Helping Patients Find Hope: VHAN’s First Project ECHO Helps Pediatricians Manage Rising Rates of Pediatric Depression

Depression has been on the rise among youth for at least a decade, with 4.1 million adolescents having at least one major depressive episode in the past year and 12% of those experiencing severe impairment.

This situation worsened significantly during the COVID-19 pandemic when young people were separated from their schools, peers and normal social routines. Isolated and lacking socialization, these adolescents experienced negative impacts on their behavior, mood and overall outlook on the world. Many pediatricians felt ill-equipped to treat mounting behavioral health issues such as pediatric anxiety and depression. These compounding factors have created critical gaps in care.

VHAN Responds to the Crisis
The Vanderbilt Health Affiliated Network (VHAN) behavioral health team took on the challenge of managing pediatric depression by making it the subject of the network’s first Project ECHO program. Project ECHO (Extension for Community Healthcare Outcomes) seeks to address health care disparities with low-cost, high-impact interventions. The educational outreach program seeks to give patients with complex and treatable conditions greater access to the specialty care they need—particularly in underserved or remote areas.

VHAN’s first Project ECHO—”Managing Mild to Moderate Depression in Primary Care”—ran for eight biweekly sessions from September 2022 to December 2022. Led by Margaret Benningfield, MD, director of the Division of Child and Adolescent Psychiatry, and Melissa Cyperski, PhD, licensed clinical psychologist, the program focused on educating pediatricians about depression and giving them mental health resources tailored to young patients. These experts were joined by Terri Brady, VHAN’s senior director of network development, and Danielle McDonough, licensed clinical social worker.

Pediatricians receive very little psychology education during their residency, so they often refer young patients to specialists,” McDonough explains. “Unfortunately, psychiatry access is minimal, and patients wait a long time for mental health care.

“We want pediatric providers to be able to provide mental health diagnoses and interventions to their patients in the primary care setting,” she continues. “With the support of a consulting psychiatrist, pediatricians and pediatric nurse practitioners can talk these kids through a medication plan and provide effective treatment, ultimately giving them quicker access to care.”  

How Project ECHO Works
Now a global health movement, Project ECHO was founded in 2003 by Dr. Sanjeev Arora at the University of New Mexico. The program has been used to improve health care outcomes in numerous disease areas following these principles:

  • Use technology to leverage scarce resources
  • Share best practices to reduce disparities
  • Apply case-based learning to master complexity
  • Evaluate and monitor outcomes

In VHAN’s Project ECHO sessions, participants were asked to watch a pre-recorded didactic video before each session. During the 60-minute session, 20 VHAN pediatricians discussed real cases with VHAN behavioral health subject matter experts, learning from each other in an “all-teach/all-learn” environment.

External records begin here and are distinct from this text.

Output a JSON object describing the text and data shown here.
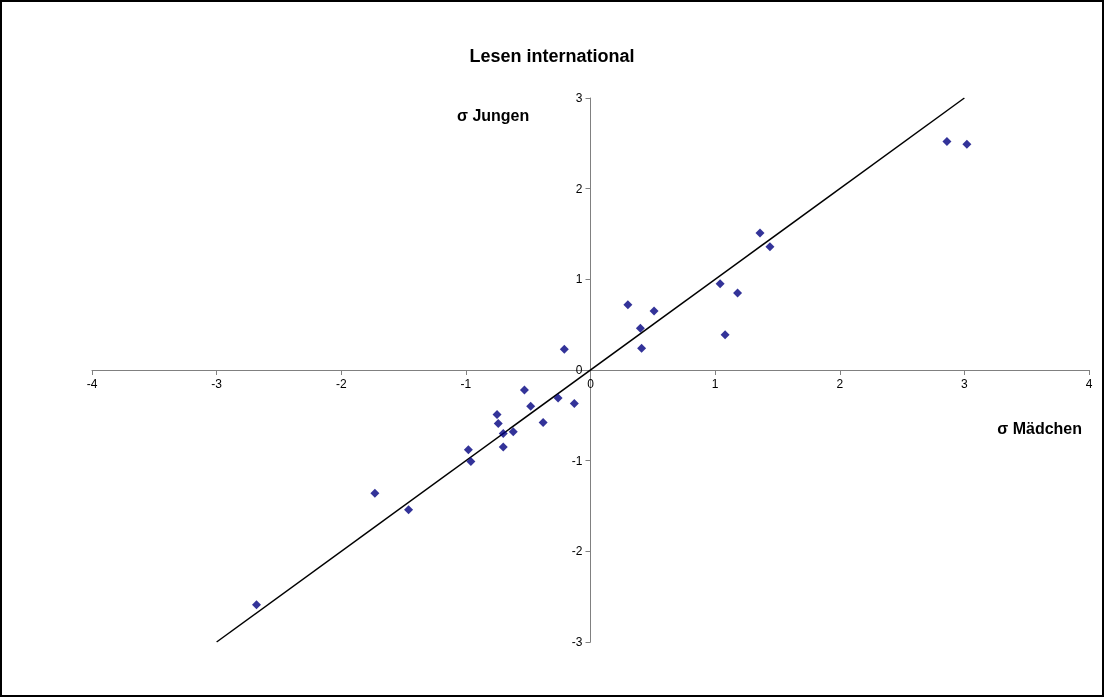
{
  "chart_data": {
    "type": "scatter",
    "title": "Lesen international",
    "xlabel": "σ Mädchen",
    "ylabel": "σ Jungen",
    "x": [
      -2.68,
      -1.73,
      -1.46,
      -0.98,
      -0.96,
      -0.75,
      -0.74,
      -0.7,
      -0.7,
      -0.62,
      -0.53,
      -0.48,
      -0.38,
      -0.26,
      -0.21,
      -0.13,
      0.3,
      0.4,
      0.41,
      0.51,
      1.04,
      1.18,
      1.08,
      1.36,
      1.44,
      2.86,
      3.02
    ],
    "series": [
      {
        "color": "#000080",
        "marker": "diamond",
        "values": [
          -2.59,
          -1.36,
          -1.54,
          -0.88,
          -1.01,
          -0.49,
          -0.59,
          -0.7,
          -0.85,
          -0.68,
          -0.22,
          -0.4,
          -0.58,
          -0.31,
          0.23,
          -0.37,
          0.72,
          0.46,
          0.24,
          0.65,
          0.95,
          0.85,
          0.39,
          1.51,
          1.36,
          2.52,
          2.49
        ]
      },
      {
        "type": "line",
        "color": "#000000",
        "marker": "none",
        "line_style": "solid",
        "x": [
          -3,
          3
        ],
        "values": [
          -3,
          3
        ]
      }
    ],
    "xlim": [
      -4,
      4
    ],
    "xticks": [
      -4,
      -3,
      -2,
      -1,
      0,
      1,
      2,
      3,
      4
    ],
    "ylim": [
      -3,
      3
    ],
    "yticks": [
      -3,
      -2,
      -1,
      0,
      1,
      2,
      3
    ],
    "grid": false
  }
}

Topics covered included initial assessment and diagnosis, the stress/depression connection, medication management, and risk assessment and safety planning for depressed adolescents. Participants also discussed the social stigma around families affected by mental health challenges. The virtual meeting format helped attendees maximize their limited time together.

“These were rich and lively discussions,” says Dr. Cyperski. “VHAN pediatricians were open and honest about the support they need, and about the complex cases they experience day-to-day. The group provided much-needed validation and support as well as new strategies they could use to address critical behavioral health concerns.”

A Growing Behavioral Health Toolkit
VHAN’s Project ECHO program is a natural extension of the behavioral team’s continuing efforts to assist pediatricians with level-of-care determinations and navigate patients and families through clinical care services. These efforts include a Pediatric Behavioral Health Consult Line available weekdays from 9 a.m. to 5 p.m., as well an ongoing series of educational webinars.

“Drs. Benningfield and Cyperski are committed to helping our pediatricians feel more comfortable addressing mental health in their practice,” Brady says. “After Project ECHO was over, they opened their offices to attendees and set aside time to answer questions over the Zoom and Microsoft Teams platforms.”

VHAN’s Project ECHO yielded significant benefits: building community, fostering collaborative relationships and closing the time gap for young people to receive psychiatric help. But Dr. Benningfield identifies one key takeaway that can’t be so easily quantified.

“For many of our pediatricians, the primary intervention here is hope,” she says. “When we asked them to reflect at the end of the ECHO sessions, they said they felt more confident and more comfortable talking with kids and families about depression. To be able to share with families that they’re not alone and that this team is available to partner with them—that’s a huge intervention in itself.”